Authorial voice is critically importing in Huck Finn. Who are we listening to? Is is Twain? He does give us his famous notice before the body of the book: "PERSONS attempting to fin a motive in this narrative will be prosecuted; persons attempting to find a moral in it will be banished; persons attempting to find a plot will be shot." Reading from a twenty-first century perspective we are probably safe from such punishment, but finding any of the three (motive, moral, plot) remains a tricky issue. The layers are thick and numerous. We have Twain, we have Huck, and we have some really weird border state history to deal with. Huck has been raised in the slave-holding state of Missouri and speaks from a white boy's perspective. He knows how he's supposed to act within the slave structure but something bothers him. His conscience is always getting in the way of doing the socially right thing. When deciding between turning in Jim and continuing on their escape he decides "All right, then, I'll go to hell," and continues on the river. This inversion of what we'd see as the moral thing to do, help someone escape a brutal, exploitative system, makes Huck all the more charming and admirable because he found the truth despite his Missouri upbringing. 
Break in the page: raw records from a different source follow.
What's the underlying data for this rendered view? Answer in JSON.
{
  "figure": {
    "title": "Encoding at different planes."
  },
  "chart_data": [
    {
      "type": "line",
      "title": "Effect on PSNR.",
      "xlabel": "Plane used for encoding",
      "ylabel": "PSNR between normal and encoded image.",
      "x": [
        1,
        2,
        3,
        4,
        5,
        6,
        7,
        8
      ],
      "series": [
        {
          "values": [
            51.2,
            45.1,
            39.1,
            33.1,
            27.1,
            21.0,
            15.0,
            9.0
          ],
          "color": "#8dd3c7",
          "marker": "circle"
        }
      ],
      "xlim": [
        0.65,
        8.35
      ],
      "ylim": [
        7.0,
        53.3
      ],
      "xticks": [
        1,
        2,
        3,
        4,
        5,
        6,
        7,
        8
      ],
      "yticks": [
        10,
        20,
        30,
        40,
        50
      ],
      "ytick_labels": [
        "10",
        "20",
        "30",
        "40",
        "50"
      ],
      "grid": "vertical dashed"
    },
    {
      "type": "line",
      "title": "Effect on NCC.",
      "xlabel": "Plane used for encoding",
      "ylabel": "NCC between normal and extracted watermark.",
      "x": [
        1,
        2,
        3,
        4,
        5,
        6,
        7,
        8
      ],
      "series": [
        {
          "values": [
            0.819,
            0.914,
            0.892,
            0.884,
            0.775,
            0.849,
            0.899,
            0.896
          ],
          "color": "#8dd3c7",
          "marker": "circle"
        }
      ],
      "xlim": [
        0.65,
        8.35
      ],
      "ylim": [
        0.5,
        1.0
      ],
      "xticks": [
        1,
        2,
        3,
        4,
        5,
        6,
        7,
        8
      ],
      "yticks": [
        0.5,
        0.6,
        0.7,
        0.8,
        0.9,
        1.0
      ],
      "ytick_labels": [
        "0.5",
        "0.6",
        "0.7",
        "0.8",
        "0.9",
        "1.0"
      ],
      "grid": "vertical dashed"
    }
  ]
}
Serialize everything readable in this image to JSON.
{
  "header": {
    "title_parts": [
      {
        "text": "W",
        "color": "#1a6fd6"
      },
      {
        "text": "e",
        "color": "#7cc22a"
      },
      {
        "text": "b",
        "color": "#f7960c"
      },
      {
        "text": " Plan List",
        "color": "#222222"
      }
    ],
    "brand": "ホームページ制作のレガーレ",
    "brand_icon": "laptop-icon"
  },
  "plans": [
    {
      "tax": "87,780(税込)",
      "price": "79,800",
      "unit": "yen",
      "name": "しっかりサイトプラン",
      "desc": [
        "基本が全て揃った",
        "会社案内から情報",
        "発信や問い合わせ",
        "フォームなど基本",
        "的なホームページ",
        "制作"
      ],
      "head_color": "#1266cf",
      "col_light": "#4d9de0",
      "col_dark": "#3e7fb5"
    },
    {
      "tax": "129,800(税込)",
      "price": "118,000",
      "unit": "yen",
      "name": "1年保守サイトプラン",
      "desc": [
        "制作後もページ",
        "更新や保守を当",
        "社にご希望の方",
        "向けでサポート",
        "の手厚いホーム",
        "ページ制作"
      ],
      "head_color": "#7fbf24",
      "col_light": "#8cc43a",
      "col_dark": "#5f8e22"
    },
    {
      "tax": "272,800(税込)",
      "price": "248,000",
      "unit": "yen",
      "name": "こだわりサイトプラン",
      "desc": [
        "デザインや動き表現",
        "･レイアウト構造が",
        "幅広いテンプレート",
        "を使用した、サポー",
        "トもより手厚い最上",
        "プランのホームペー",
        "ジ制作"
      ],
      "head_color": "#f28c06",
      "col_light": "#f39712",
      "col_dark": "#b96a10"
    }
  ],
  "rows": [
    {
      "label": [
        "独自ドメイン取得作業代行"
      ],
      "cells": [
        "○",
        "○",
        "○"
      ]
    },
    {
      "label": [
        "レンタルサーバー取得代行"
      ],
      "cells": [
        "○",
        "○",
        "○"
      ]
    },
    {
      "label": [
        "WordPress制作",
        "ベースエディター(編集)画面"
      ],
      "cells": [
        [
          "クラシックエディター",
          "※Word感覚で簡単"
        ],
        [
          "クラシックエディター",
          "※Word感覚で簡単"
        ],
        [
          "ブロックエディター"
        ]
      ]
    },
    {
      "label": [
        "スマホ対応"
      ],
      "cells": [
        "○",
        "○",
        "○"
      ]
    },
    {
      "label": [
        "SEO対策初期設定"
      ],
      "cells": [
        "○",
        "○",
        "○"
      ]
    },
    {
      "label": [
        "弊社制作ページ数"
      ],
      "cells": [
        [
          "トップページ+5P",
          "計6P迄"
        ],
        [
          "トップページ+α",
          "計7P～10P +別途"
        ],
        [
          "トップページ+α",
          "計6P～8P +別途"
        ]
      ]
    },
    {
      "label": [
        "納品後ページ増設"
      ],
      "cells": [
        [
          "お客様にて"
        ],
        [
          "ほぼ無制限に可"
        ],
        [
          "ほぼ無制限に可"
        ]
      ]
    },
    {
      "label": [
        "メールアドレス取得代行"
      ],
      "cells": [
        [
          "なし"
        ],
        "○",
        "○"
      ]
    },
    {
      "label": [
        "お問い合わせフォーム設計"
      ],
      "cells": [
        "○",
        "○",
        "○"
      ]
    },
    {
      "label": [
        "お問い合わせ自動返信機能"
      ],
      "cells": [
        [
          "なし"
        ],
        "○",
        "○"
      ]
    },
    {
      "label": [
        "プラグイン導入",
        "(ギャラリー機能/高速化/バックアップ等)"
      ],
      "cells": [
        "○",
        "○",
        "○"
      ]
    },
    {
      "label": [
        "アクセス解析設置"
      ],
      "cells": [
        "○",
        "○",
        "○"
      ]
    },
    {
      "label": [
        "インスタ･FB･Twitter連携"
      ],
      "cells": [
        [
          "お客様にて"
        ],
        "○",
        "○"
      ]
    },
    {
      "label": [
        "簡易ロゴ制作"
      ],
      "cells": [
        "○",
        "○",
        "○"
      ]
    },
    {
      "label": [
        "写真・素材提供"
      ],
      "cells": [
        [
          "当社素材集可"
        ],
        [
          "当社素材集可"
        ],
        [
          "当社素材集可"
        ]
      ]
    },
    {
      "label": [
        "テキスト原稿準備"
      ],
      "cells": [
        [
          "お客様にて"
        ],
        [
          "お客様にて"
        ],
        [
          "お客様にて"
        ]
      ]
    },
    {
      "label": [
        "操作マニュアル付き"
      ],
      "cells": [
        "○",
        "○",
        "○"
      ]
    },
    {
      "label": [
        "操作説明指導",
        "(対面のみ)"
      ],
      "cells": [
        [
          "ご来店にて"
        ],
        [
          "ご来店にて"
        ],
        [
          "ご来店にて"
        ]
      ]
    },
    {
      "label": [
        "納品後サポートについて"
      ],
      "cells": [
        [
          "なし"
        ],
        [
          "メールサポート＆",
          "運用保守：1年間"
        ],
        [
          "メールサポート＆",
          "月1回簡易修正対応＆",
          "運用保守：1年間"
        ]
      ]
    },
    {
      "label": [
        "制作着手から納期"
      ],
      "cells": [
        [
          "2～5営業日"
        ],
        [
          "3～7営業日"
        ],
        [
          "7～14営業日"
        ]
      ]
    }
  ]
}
I'm assuming most people have read this one, so I'm going to skip the plot summary in favor of some fun minutia. I've read several times that Twain set the book down for a time after Jim is sold to the Phelp's family. When he picked it back up he rushed the finish with unlikely and hackneyed plot devices. The reintroduction of Tom Sawyer changes the road trip, buddy feel of the book and inserts another dynamic. Tom is not capable of feeling the pangs of conscience that Huck feels. His appearance necessarily means that Jim's situation is no longer to be taken seriously, but only as a game piece in Tom's imaginary adventures. I believe that Huck is better able to feel empathy for Jim because of his pauper class origins. Tom doesn't have that capability. Ultimately Tom and Huck are kids, we need to remember that. Huck matures as he travels down the river, but he's not yet capable of engineering a return to the free states with an escaped slave. Luckily Miss Watson kicked the bucket so Jim is free anyway, but it is interesting to ponder whether Huck would have made another attempt to save his friend if he'd been sent back to bondage.  

Rating 10/10: Could read it every year, if I was alive when it was published I would have said instant classic.